Stronger muscles instead of weightloss
Being overweight is definitely a risk factor for certain diseases, but it is possible to compensate for this. Physical activity is one of the best ways of becoming healthier without losing weight. But not only is it good for our heart, blood vessels, and brain if we are active, it is also important that we maintain our muscles. This means that losing weight may involve losing muscle mass, which is not desirable for a number of reasons.
One of the things muscles do is to help us keep ourselves upright and enable us to move about. Increased muscle mass can also boost our metabolism. Muscles use up more energy than fat does, even at times while we are resting. This means that if you have more muscle mass, you can eat more without gaining weight, compared to someone that doesn’t have very much muscle. Muscles also take up less room per weight unit. Therefore, a kilo of muscle takes up less room than a kilo of fat. As a result, we don’t necessarily need to lose weight to reduce fat mass. This is why “weight reduction” is a misleading term.
Exercising for maximum fat utilization
The amount of fat we carry is determined by two things: fatty deposits and fat utilization. Just as the terms describe it, this is about how much fat we store and how much we use up. Our diet determines our intake, while physical activity determines how much we use up. But what kind of exercise is best for achieving maximum fat utilization?
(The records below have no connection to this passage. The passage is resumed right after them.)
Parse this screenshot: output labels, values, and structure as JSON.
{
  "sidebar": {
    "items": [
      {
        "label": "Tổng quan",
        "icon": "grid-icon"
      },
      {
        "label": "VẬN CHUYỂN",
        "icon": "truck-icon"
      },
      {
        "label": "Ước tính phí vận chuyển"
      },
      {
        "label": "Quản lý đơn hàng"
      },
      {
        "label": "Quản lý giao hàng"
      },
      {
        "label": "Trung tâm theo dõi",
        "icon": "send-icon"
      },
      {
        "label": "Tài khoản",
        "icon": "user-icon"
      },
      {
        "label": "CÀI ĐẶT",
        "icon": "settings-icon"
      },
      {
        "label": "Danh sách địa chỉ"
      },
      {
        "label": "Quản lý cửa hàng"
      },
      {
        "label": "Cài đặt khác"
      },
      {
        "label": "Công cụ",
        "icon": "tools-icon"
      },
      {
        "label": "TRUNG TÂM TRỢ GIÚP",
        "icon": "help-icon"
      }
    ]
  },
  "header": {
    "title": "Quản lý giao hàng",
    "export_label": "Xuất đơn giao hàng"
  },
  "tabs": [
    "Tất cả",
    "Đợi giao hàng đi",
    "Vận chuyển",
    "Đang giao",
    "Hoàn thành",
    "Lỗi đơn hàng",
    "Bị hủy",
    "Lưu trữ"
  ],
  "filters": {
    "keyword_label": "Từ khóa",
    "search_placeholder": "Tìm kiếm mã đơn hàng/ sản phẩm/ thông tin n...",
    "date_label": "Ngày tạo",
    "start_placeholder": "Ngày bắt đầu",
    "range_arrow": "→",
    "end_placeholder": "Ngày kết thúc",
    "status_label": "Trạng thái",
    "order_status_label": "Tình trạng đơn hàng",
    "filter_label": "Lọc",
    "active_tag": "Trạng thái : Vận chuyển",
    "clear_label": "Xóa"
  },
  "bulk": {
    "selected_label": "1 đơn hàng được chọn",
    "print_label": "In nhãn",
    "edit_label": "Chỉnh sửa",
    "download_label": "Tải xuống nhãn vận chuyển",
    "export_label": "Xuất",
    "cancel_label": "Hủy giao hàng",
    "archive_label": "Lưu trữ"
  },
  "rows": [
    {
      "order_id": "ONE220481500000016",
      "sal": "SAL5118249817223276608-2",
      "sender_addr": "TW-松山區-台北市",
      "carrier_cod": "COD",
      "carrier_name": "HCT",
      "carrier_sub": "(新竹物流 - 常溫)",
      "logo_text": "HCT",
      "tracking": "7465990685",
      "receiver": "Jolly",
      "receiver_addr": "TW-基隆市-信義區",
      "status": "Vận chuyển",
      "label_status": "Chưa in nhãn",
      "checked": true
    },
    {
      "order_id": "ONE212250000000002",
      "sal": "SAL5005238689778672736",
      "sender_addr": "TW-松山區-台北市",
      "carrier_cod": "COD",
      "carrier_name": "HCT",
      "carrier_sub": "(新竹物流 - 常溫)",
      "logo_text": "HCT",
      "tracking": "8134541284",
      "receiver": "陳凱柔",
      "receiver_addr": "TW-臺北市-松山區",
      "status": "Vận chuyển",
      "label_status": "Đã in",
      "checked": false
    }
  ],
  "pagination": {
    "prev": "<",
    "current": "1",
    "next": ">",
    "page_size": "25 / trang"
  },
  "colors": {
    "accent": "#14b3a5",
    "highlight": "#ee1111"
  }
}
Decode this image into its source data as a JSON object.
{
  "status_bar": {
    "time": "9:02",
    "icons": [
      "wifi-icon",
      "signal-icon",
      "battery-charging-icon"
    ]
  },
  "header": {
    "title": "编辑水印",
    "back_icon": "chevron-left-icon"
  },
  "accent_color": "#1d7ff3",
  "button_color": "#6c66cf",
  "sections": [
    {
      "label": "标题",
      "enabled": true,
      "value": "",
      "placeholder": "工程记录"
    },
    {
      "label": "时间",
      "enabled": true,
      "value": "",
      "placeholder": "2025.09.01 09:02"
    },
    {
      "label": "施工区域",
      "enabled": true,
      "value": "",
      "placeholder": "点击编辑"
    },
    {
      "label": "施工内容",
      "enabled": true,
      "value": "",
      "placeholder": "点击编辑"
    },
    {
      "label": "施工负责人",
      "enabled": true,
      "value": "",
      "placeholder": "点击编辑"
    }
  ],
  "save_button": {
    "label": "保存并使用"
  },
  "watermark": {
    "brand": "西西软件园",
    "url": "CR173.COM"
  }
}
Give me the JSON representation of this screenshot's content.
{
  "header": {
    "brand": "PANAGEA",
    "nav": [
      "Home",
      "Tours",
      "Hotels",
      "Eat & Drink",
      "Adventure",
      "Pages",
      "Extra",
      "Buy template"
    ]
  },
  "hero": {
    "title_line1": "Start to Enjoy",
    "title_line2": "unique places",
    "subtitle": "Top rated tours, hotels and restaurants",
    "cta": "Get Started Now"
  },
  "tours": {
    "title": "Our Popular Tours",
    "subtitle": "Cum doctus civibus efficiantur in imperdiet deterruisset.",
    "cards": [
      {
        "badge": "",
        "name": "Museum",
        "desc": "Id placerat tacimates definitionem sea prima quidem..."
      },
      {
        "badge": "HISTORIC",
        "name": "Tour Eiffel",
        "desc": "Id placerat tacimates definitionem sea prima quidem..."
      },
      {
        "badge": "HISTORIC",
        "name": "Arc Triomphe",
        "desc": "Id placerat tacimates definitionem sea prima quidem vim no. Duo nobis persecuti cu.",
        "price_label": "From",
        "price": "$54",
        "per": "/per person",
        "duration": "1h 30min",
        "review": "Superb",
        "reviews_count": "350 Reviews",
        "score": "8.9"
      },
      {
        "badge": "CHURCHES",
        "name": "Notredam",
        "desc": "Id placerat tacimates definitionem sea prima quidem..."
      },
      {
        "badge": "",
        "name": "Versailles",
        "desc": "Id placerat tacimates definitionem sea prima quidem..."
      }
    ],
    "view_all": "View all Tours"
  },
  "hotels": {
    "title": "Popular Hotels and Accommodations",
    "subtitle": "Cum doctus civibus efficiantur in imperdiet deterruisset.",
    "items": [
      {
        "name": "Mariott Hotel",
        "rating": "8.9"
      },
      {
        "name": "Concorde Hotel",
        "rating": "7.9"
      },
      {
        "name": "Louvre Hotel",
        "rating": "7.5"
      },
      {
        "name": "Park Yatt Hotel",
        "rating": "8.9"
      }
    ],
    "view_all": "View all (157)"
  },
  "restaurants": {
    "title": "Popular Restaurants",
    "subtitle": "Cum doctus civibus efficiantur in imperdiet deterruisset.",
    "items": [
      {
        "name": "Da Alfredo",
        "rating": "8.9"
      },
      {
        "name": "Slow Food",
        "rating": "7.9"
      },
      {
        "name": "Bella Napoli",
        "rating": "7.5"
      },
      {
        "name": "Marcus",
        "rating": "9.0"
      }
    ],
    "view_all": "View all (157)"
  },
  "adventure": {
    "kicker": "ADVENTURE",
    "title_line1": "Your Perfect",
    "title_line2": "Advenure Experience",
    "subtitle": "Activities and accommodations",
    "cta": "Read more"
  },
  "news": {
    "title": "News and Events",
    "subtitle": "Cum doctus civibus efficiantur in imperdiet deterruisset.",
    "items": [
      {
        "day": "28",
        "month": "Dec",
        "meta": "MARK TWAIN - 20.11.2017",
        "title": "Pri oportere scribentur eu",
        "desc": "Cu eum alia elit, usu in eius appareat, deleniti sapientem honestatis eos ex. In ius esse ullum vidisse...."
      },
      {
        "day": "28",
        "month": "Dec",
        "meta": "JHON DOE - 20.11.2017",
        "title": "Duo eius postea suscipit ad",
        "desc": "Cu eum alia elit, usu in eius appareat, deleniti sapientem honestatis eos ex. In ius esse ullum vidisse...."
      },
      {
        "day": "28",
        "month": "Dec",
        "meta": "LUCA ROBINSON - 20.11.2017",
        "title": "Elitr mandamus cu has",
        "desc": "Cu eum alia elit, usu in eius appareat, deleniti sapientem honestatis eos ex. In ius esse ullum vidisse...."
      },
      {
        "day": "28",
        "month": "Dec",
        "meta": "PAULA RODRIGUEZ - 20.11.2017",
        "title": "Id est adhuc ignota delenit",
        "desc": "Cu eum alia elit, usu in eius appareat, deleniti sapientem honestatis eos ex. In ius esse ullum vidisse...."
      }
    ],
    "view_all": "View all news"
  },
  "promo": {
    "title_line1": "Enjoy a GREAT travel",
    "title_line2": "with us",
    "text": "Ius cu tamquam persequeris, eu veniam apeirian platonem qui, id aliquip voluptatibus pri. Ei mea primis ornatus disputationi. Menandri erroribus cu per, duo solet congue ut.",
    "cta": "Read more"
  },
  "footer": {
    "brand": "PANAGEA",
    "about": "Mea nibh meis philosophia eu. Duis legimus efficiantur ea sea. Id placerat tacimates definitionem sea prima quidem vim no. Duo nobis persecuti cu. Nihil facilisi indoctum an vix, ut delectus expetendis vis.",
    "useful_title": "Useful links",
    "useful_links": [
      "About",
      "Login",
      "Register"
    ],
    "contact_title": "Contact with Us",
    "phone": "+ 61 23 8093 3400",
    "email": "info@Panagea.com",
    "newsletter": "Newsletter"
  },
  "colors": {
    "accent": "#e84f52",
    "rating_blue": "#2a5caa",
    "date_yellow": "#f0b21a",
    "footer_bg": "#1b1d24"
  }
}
Different types of exercise use up different things: either fat or glycogen (carbohydrates). Fat or glycogen can also be used up before or after exercise, depending on the type of exercise. Exercise resulting in high fat utilization during the session will result in lower fat utilization afterwards. However, if exercise uses up mainly glycogen during the session, the opposite will happen, with greater fat utilization afterwards. The body simply adapts its energy consumption according to the type of fuel that is available for it. In a nutshell, the type of exercise you do is less of a factor if you want to lose weight or use up fat.